La firme Servier et l'Agence française du médicament condamnées

Résumé

Un procès en appel aura lieu.

Fin mars 2021, le tribunal judiciaire de Paris a jugé la firme Servier et son ancien numéro 2 Jean-Philippe Seta coupables de « tromperie aggravée par la mise en danger de l'homme » et d'« homicides et blessures involontaires », pour avoir longtemps dissimulé la réalité des propriétés de Mediator° (benfluorex), avec des risques de valvulopathie et d'hypertension artérielle pulmonaire. La firme Servier a été condamnée à une amende de 2,7 millions d'euros, et Jean-Philippe Seta à quatre ans de prison avec sursis. Près de 200 millions d'euros devront aussi être versés aux milliers de victimes, selon le premier calcul d'un avocat à l'issue de l'audience (1).

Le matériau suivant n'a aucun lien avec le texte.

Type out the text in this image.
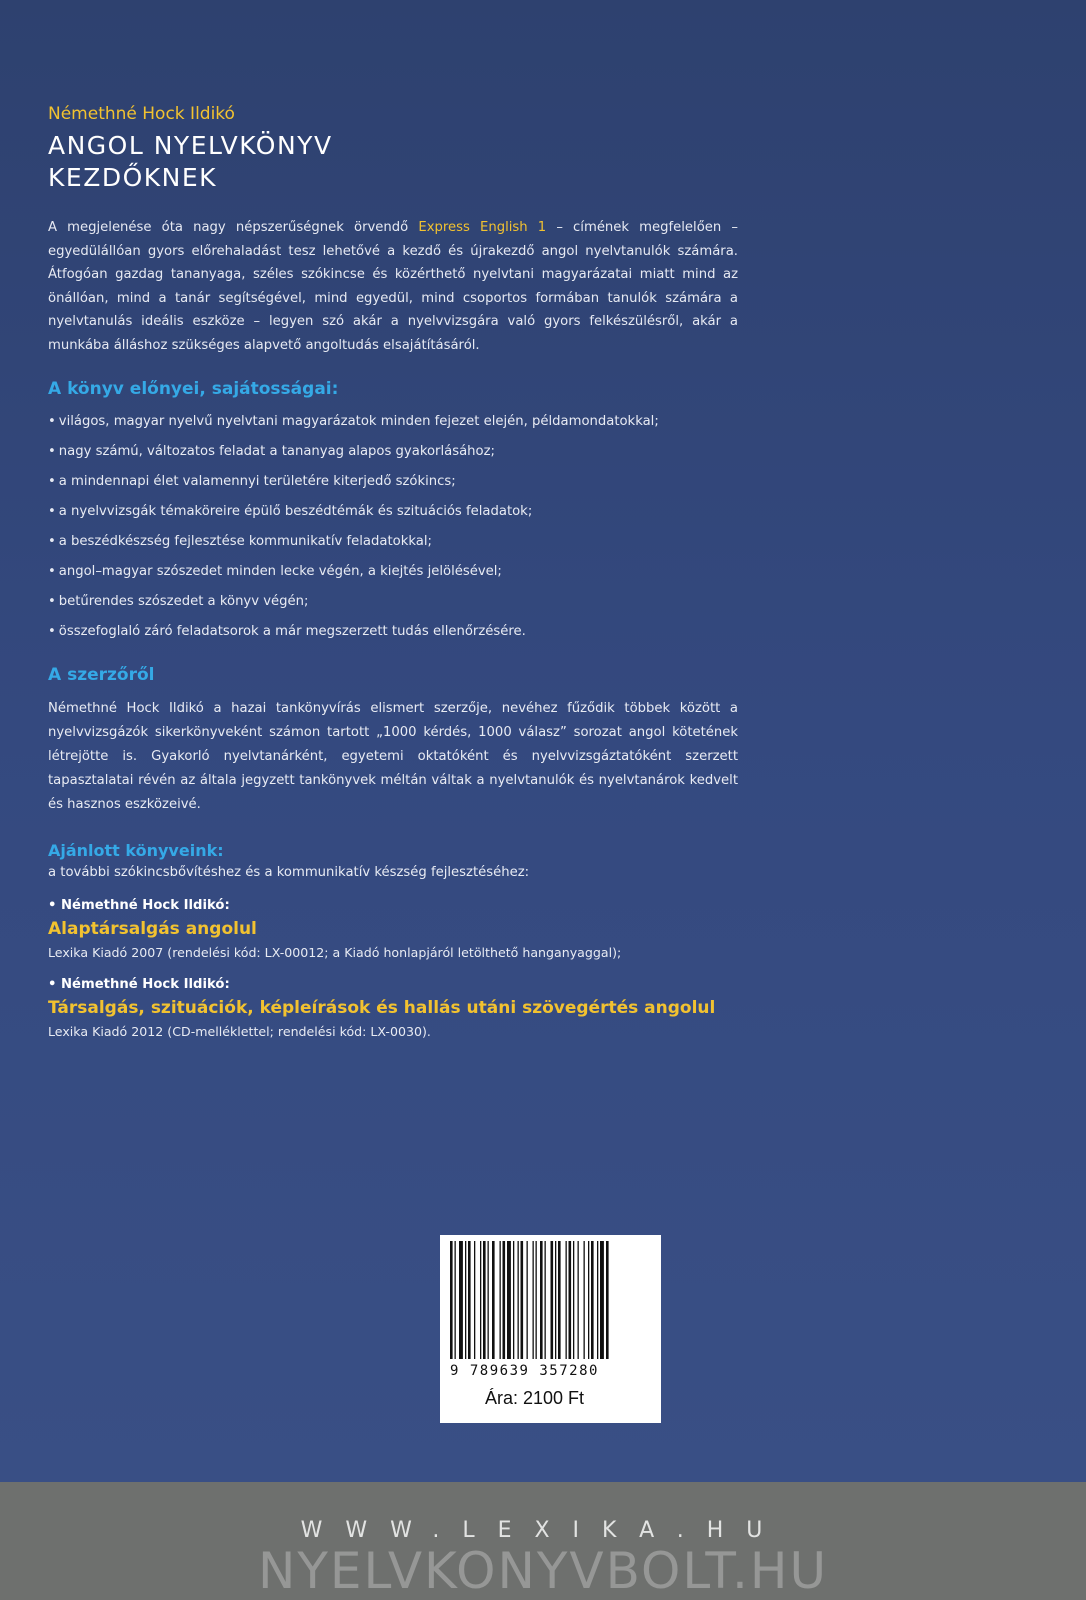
Némethné Hock Ildikó
ANGOL NYELVKÖNYV
KEZDŐKNEK

A megjelenése óta nagy népszerűségnek örvendő Express English 1 – címének megfelelően – egyedülállóan gyors előrehaladást tesz lehetővé a kezdő és újrakezdő angol nyelvtanulók számára. Átfogóan gazdag tananyaga, széles szókincse és közérthető nyelvtani magyarázatai miatt mind az önállóan, mind a tanár segítségével, mind egyedül, mind csoportos formában tanulók számára a nyelvtanulás ideális eszköze – legyen szó akár a nyelvvizsgára való gyors felkészülésről, akár a munkába álláshoz szükséges alapvető angoltudás elsajátításáról.

A könyv előnyei, sajátosságai:
• világos, magyar nyelvű nyelvtani magyarázatok minden fejezet elején, példamondatokkal;
• nagy számú, változatos feladat a tananyag alapos gyakorlásához;
• a mindennapi élet valamennyi területére kiterjedő szókincs;
• a nyelvvizsgák témaköreire épülő beszédtémák és szituációs feladatok;
• a beszédkészség fejlesztése kommunikatív feladatokkal;
• angol–magyar szószedet minden lecke végén, a kiejtés jelölésével;
• betűrendes szószedet a könyv végén;
• összefoglaló záró feladatsorok a már megszerzett tudás ellenőrzésére.
A szerzőről

Némethné Hock Ildikó a hazai tankönyvírás elismert szerzője, nevéhez fűződik többek között a nyelvvizsgázók sikerkönyveként számon tartott „1000 kérdés, 1000 válasz” sorozat angol kötetének létrejötte is. Gyakorló nyelvtanárként, egyetemi oktatóként és nyelvvizsgáztatóként szerzett tapasztalatai révén az általa jegyzett tankönyvek méltán váltak a nyelvtanulók és nyelvtanárok kedvelt és hasznos eszközeivé.

Ajánlott könyveink:

a további szókincsbővítéshez és a kommunikatív készség fejlesztéséhez:

• Némethné Hock Ildikó:
Alaptársalgás angolul

Lexika Kiadó 2007 (rendelési kód: LX-00012; a Kiadó honlapjáról letölthető hanganyaggal);

• Némethné Hock Ildikó:
Társalgás, szituációk, képleírások és hallás utáni szövegértés angolul

Lexika Kiadó 2012 (CD-melléklettel; rendelési kód: LX-0030).

9 789639 357280
Ára: 2100 Ft
WWW.LEXIKA.HU
NYELVKONYVBOLT.HU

La firme Servier et Jean-Philippe Seta ont, par contre, été relaxés pour les faits d'« obtention indue d'autorisation » et d'« escroquerie » au détriment des assureurs maladie obligatoires et complémentaires pour le remboursement de Mediator° (1).

L'Agence française du médicament a été condamnée pour « homicides et blessures involontaires par négligence et imprudence », pour n'avoir retiré Mediator° du marché qu'en 2009, alors qu'elle disposait des informations pour le faire dès septembre 1998, selon le tribunal. L'Agence a été condamnée à une amende de 303 000 euros (1).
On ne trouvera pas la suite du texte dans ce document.